Here I am using normal equation for predicting data with two different methods..(Matrix Multiplication :) )
Linear regression is a method for modeling the relationship between two scalar values: the input variable x and the output variable y.
The model assumes that y is a linear function or a weighted sum of the input variable.
y = f(x)
Or, stated with the coefficients.
y = b0 + b1 . x1
The model can also be used to model an output variable given multiple input variables called multivariate linear regression (below, brackets were added for readability).
y = b0 + (b1 . x1) + (b2 . x2) + ...
The objective of creating a linear regression model is to find the values for the coefficient values (b) that minimize the error in the prediction of the output variable y.
x11, x12, x13
X = (x21, x22, x23)
x31, x32, x33
x41, x42, x43
b1
b = (b2)
b3
y1
y = (y2)
y3
y4
Reformulated, the problem becomes a system of linear equations where the b vector values are unknown. This type of system is referred to as overdetermined because there are more equations than there are unknowns, i.e. each coefficient is used on each row of data.

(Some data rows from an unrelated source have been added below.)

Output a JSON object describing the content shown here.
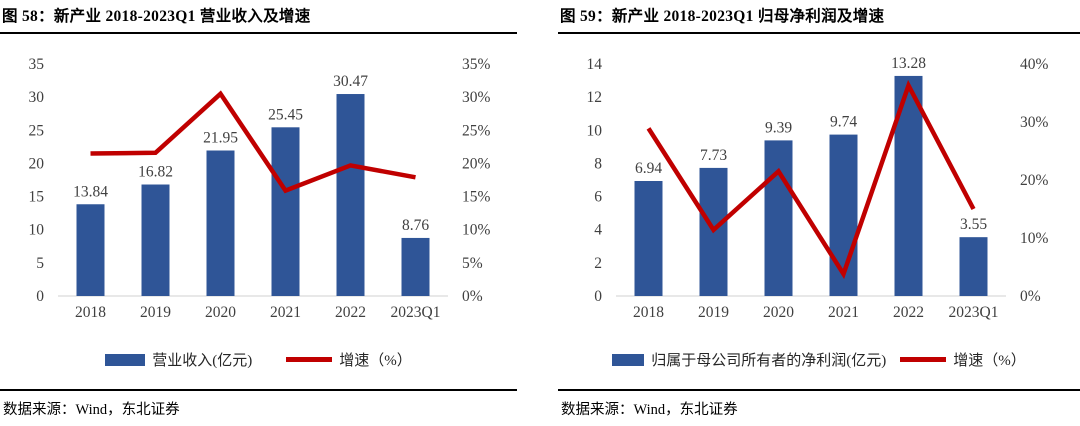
{
  "colors": {
    "bar_blue": "#2F5597",
    "line_red": "#C00000",
    "axis_text": "#404040",
    "data_label_text": "#404040",
    "baseline_gray": "#D9D9D9",
    "title_text": "#000000"
  },
  "chart_data": [
    {
      "type": "bar",
      "subtype": "combo-bar-line",
      "title": "图 58：新产业 2018-2023Q1 营业收入及增速",
      "categories": [
        "2018",
        "2019",
        "2020",
        "2021",
        "2022",
        "2023Q1"
      ],
      "bar_series": {
        "name": "营业收入(亿元)",
        "values": [
          13.84,
          16.82,
          21.95,
          25.45,
          30.47,
          8.76
        ],
        "labels": [
          "13.84",
          "16.82",
          "21.95",
          "25.45",
          "30.47",
          "8.76"
        ],
        "color": "#2F5597"
      },
      "line_series": {
        "name": "增速（%）",
        "values": [
          21.5,
          21.6,
          30.5,
          15.9,
          19.7,
          17.9
        ],
        "color": "#C00000"
      },
      "left_axis": {
        "min": 0,
        "max": 35,
        "step": 5,
        "ticks": [
          "0",
          "5",
          "10",
          "15",
          "20",
          "25",
          "30",
          "35"
        ]
      },
      "right_axis": {
        "min": 0,
        "max": 35,
        "step": 5,
        "ticks": [
          "0%",
          "5%",
          "10%",
          "15%",
          "20%",
          "25%",
          "30%",
          "35%"
        ]
      },
      "grid": false,
      "legend_position": "bottom",
      "source": "数据来源：Wind，东北证券"
    },
    {
      "type": "bar",
      "subtype": "combo-bar-line",
      "title": "图 59：新产业 2018-2023Q1 归母净利润及增速",
      "categories": [
        "2018",
        "2019",
        "2020",
        "2021",
        "2022",
        "2023Q1"
      ],
      "bar_series": {
        "name": "归属于母公司所有者的净利润(亿元)",
        "values": [
          6.94,
          7.73,
          9.39,
          9.74,
          13.28,
          3.55
        ],
        "labels": [
          "6.94",
          "7.73",
          "9.39",
          "9.74",
          "13.28",
          "3.55"
        ],
        "color": "#2F5597"
      },
      "line_series": {
        "name": "增速（%）",
        "values": [
          28.9,
          11.4,
          21.5,
          3.8,
          36.3,
          15
        ],
        "color": "#C00000"
      },
      "left_axis": {
        "min": 0,
        "max": 14,
        "step": 2,
        "ticks": [
          "0",
          "2",
          "4",
          "6",
          "8",
          "10",
          "12",
          "14"
        ]
      },
      "right_axis": {
        "min": 0,
        "max": 40,
        "step": 10,
        "ticks": [
          "0%",
          "10%",
          "20%",
          "30%",
          "40%"
        ]
      },
      "grid": false,
      "legend_position": "bottom",
      "source": "数据来源：Wind，东北证券"
    }
  ]
}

It is a challenging problem to solve analytically because there are multiple inconsistent solutions, e.g. multiple possible values for the coefficients. Further, all solutions will have some error because there is no line that will pass nearly through all points, therefore the approach to solving the equations must be able to handle that.
The way this is typically achieved is by finding a solution where the values for b in the model minimize the squared error. This is called linear least squares.
||X . b - y||^2 = sum i=1 to m ( sum j=1 to n Xij . bj - yi)^2
X^T . X . b = X^T . y
This can be re-arranged in order to specify the solution for b as:
b = (X^T . X)^-1 . X^T . y
This can be solved directly, although given the presence of the matrix inverse can be numerically challenging or unstable.
# solve directly
from numpy import array
from numpy.linalg import inv
from matplotlib import pyplot
data = array([
[0.05, 0.12],
[0.18, 0.22],
[0.31, 0.35],
[0.42, 0.38],
[0.5, 0.49],
])
X, y = data[:,0], data[:,1]
X = X.reshape((len(X), 1))
# linear least squares
b = inv(X.T.dot(X)).dot(X.T).dot(y)
print(b)
# predict using coefficients
yhat = X.dot(b)
# plot data and predictions
pyplot.scatter(X, y)
pyplot.plot(X, yhat, color='red')
pyplot.show()